Submissions regarding an application for resource consent by Jessica Garden and Bradley Thomas for three attached residential units in Larch Cres went before the Central Otago District Council’s hearings panel yesterday.

Two neighbouring property owners made submissions against consent being granted.

The submitters, Ross and Barbara McLeod and Sarah Graham cite parking issues, noise, safety issues posed by extra vehicles, and particularly the number of people who could be living in the units.

In her submission, Ms Garden said Alexandra was in a housing shortage.

‘‘We are trying to help fix the problem, by building three units rather than investing in and buying an existing property which takes away that property from first-home buyers.’’

She said their ideal tenants were retirees or young professional couples pre children. There would be a maximum capacity of one to two people per unit. This would also alleviate concerns about the number of vehicles.

‘‘We have heard of instances where young families have had to move away from the area because they can’t get accommodation.

‘‘We are hopeful there could be instances where one to two people are renting three to four bedroom homes, where they could move into one of our units and free up family homes,’’ Ms Garden said.
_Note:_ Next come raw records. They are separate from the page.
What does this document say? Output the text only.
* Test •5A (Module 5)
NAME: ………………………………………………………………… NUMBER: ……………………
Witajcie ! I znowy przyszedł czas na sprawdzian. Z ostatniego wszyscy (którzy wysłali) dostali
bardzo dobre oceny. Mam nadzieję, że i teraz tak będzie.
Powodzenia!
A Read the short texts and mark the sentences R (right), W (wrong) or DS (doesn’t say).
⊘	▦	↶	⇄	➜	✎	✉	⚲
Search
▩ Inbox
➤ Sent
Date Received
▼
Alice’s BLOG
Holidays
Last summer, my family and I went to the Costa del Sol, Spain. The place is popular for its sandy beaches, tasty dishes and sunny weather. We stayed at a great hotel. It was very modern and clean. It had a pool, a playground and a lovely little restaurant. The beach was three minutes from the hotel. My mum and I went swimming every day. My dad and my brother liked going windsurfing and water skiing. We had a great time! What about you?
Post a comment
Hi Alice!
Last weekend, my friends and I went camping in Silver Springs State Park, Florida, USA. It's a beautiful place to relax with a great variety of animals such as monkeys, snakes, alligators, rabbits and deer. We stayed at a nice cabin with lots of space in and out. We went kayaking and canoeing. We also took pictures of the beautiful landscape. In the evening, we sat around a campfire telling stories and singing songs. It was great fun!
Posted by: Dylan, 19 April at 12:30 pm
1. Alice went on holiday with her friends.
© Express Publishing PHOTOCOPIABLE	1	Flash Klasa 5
Ms Graham told the hearing the ‘‘whole purpose’’ of her submission was to give the council ‘‘pause’’ to reflect on future implications.

Maximum capacity could not be guaranteed, she said.

‘‘My concern is we could have full families living in these spaces.’’

Hearings panel chairman Cr Neil Gillespie said he did not see how the council could rule on occupancy.

‘‘It’s not likely, to be honest.’’

He reserved the panel’s decision.

jared.morgan@odt.co.nz

Comments

Urban sprawl is very costly.
Development of the land with purchase first then expensive earth moving machines. Building roads, paths, three waters, power. Total about $150000 for each property that the ratepayers pay. Then schools, parks, community centers, shops added later. For the new family moving they probably need 2 or 3 cars as there is no public transort. Then the cost in time commuting for each of them is costly to the wellbeing of the family.
It makes much more sense to build apartments close to town and all parties benefit.

The councils have no method of controlling occupancy. A unit build on the back of a section was just for family holiday use - it now houses a family. Two houses on one section and parking problems and rubbish aspects as only one set of bins and the rates reflect one house largely.